I believe the same is true of politicians.  Like doctors, we, at least in the USA, have little patience for politicians who do not have robust positions on various topics.  Further, and unlike doctors, politicians are almost never allowed to change their minds on an issue, based on new input.  Mind-changing by a politician is almost always seized on by a political adversary as a sign of weakness.  Recall John Kerry’s debacle of voting for something before he voted against it.

Next, as Nassim Taleb points out, people are susceptible to what he calls the “narrative fallacy”.  People can be given a tangible narrative that makes intuitive sense, and in their minds, that narrative effectively becomes fact.  This is troublesome in the hands of a politician who is unwilling to change her mind based on new evidence.

Finally, and related to the narrative fallacy, politicians seem to have much greater success in selling policy platforms to the masses that are based on narratives, particularly narratives that are based on “fairness”, than it is to sell a position that may be counter-intuitive, but based on data.  Add in lobbying from firms that benefit from the incorrect narrative, and I suspect we end up with laws intended to do one thing, but end up causing the opposite.

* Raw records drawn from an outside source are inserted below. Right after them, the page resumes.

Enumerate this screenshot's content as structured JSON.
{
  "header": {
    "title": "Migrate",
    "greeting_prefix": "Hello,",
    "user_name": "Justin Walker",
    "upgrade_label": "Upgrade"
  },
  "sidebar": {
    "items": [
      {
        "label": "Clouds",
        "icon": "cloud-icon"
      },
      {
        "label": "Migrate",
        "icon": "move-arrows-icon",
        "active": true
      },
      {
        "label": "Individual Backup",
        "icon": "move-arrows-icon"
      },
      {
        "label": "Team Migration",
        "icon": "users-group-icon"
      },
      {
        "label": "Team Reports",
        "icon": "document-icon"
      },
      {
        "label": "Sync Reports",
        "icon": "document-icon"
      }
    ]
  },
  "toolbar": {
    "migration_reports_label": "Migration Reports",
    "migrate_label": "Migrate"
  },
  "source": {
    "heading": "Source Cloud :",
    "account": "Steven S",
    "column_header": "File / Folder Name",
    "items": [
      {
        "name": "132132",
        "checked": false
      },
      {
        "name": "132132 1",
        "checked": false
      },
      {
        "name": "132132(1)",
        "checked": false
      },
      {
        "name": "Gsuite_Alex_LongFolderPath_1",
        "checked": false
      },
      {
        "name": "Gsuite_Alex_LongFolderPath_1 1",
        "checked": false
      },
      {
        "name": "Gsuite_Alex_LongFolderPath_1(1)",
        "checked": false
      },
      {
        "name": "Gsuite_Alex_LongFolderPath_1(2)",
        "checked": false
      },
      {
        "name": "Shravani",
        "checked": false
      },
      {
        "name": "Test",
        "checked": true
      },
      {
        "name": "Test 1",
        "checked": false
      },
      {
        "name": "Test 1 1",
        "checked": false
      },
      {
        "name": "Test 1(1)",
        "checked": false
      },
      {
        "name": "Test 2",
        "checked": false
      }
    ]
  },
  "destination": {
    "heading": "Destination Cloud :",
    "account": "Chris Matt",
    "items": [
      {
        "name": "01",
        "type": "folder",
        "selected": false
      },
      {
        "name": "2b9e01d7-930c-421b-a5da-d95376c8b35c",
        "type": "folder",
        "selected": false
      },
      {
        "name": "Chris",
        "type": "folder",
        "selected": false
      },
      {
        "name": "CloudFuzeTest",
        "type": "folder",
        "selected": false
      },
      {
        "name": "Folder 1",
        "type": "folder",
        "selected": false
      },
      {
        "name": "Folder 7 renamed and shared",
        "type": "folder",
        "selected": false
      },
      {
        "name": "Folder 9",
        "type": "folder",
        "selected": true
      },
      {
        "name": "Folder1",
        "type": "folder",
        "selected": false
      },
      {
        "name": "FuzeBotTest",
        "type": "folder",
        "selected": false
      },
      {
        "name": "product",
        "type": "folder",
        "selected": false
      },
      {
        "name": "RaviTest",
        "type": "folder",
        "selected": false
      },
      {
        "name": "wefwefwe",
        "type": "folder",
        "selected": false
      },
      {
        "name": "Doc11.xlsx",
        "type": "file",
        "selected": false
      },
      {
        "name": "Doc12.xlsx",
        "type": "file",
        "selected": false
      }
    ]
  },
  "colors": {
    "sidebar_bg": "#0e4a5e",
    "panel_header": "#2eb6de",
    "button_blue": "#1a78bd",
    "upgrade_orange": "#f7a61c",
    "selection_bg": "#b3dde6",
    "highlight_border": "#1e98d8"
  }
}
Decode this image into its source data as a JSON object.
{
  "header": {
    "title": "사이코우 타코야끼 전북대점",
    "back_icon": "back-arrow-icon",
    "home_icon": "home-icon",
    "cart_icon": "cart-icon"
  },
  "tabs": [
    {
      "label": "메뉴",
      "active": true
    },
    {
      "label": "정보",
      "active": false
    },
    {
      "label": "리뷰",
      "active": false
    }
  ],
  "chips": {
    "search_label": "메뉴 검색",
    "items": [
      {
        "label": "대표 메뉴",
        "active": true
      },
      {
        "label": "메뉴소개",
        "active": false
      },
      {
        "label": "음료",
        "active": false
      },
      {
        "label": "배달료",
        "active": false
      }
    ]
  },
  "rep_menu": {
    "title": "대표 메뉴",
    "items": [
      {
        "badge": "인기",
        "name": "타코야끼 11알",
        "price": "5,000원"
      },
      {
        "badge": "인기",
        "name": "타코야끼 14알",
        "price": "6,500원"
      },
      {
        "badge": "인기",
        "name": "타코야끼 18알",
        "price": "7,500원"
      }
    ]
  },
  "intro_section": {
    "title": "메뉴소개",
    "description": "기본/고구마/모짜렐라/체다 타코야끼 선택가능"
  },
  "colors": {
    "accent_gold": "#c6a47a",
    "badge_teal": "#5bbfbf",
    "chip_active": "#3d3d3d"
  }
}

In the case of SESTA and FOSTA, intended to drive down instances of sex slavery, the law may end up hurting more people than it can help.  There is a clear and straight-forward narrative for banning sex trafficking on the Internet, and holding those who provide aid, such as web site operators, accountable for their role in the crime.  Opponents point to data that indicate the opposite will happen, because the crimes will move “underground”, since demand has not changed, and those that were making a living off of sex work will have to resort to potentially much more dangerous avenues for earning money, such as by working through often violent pimps.

To counteract this phenomenon, we need to change our values around.  We should value those who do update their views based on new data.  We should understand that some issues are complex and expressing uncertainty is not weakness.  We should value people that want to gather additional information before making significant decisions, such as passing some new law.  We should strongly consider putting our senses of “fairness” in check when supporting or opposing positions that, on the surface may seem more fair, but in the end, cost everyone considerably more.

All of that is difficult to do because we are emotional beings, reacting to things through the lenses of the many different heuristics we’ve developed over thousands of millennia.  What we think is a rational position may not be rational, and we should not only be willing to accept that we’re wrong, but seek evidence that we are wrong and make changes accordingly.